Per il futuro vicino e meno vicino, è importante un’altra riflessione di Zingaretti: “Il Pd rifiuta il mito della forza, del machismo tracotante e volgare che la destra ha riproposto. E’ tipico che i dem ricorrano di più alla forza del pensiero femminista, per costruire una società di rispetto dell’altro. Ribaltiamo i miti della destra”. Si tratta di una suggestione di unità nazionale, una promessa di ragionevolezza e di politica come discorso, che espelle il manicheismo, il quale fa parte di una visione religiosa e dunque radicalmente opposizionale.

Certo, un partito che vuole essere un partito e non un movimento populista deve proporsi in questi termini di giudizio politico. Ma attenzione a non cadere nell’eccesso opposto, ovvero a rifiutare di essere “contro”.

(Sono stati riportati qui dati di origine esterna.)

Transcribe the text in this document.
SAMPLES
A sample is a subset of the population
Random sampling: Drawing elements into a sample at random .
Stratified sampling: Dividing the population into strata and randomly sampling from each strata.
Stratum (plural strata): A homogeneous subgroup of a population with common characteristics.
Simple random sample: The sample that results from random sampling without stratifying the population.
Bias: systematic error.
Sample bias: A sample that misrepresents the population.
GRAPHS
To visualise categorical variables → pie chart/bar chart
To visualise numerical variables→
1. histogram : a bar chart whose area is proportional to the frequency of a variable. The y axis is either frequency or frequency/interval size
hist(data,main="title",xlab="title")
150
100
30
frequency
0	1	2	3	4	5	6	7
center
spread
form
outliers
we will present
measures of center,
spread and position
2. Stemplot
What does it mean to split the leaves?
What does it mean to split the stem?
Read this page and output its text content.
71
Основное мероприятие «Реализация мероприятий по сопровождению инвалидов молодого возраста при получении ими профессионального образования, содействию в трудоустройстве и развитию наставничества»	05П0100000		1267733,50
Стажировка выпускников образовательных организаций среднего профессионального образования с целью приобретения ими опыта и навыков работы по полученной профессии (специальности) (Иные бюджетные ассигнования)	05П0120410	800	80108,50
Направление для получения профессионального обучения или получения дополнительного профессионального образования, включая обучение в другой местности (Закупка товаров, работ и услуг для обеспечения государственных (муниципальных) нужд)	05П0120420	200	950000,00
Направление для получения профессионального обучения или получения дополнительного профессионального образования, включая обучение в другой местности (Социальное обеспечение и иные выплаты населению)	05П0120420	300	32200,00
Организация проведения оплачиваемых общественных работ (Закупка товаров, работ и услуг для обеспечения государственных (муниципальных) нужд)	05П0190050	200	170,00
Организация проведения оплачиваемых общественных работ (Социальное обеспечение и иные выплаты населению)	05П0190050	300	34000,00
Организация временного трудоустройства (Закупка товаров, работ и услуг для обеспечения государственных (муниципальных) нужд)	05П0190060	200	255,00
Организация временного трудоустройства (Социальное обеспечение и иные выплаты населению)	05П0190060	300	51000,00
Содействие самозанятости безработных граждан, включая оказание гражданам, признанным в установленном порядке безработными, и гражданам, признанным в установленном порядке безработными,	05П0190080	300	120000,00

Il buon governo, la politica “per” non basta

La campagna elettorale che già infiamma la Regione Emilia-Romagna è stata impostata dalla Lega di Salvini-Borgonzoni come una lotta religiosa tra amici e nemici. E questo è uno stile opposto alla politica democratica e al Pd. Tuttavia, al manicheismo non si può rispondere solo sfoderando il pragmatismo del buon governo regionale. La politica del “per” non basta a contrastare la politica del “contro”.
Occorre anche sapere usare il pedale della contrapposizione contro un avversario che non deve passare, che non deve vincere. Non deve passare perché eminentemente intollerante, e corrotto, perché vergognosamente fazioso e manipolatore dell’opinione dei cittadini, perché dispregiatore della solidarietà sulla quale si regge la cittadinanza democratica. Questi temi “contro” devono essere sfoderati con la stessa chiarezza e forza con la quale si elencano le belle conquiste del buon governo della regione emiliano-romagnola.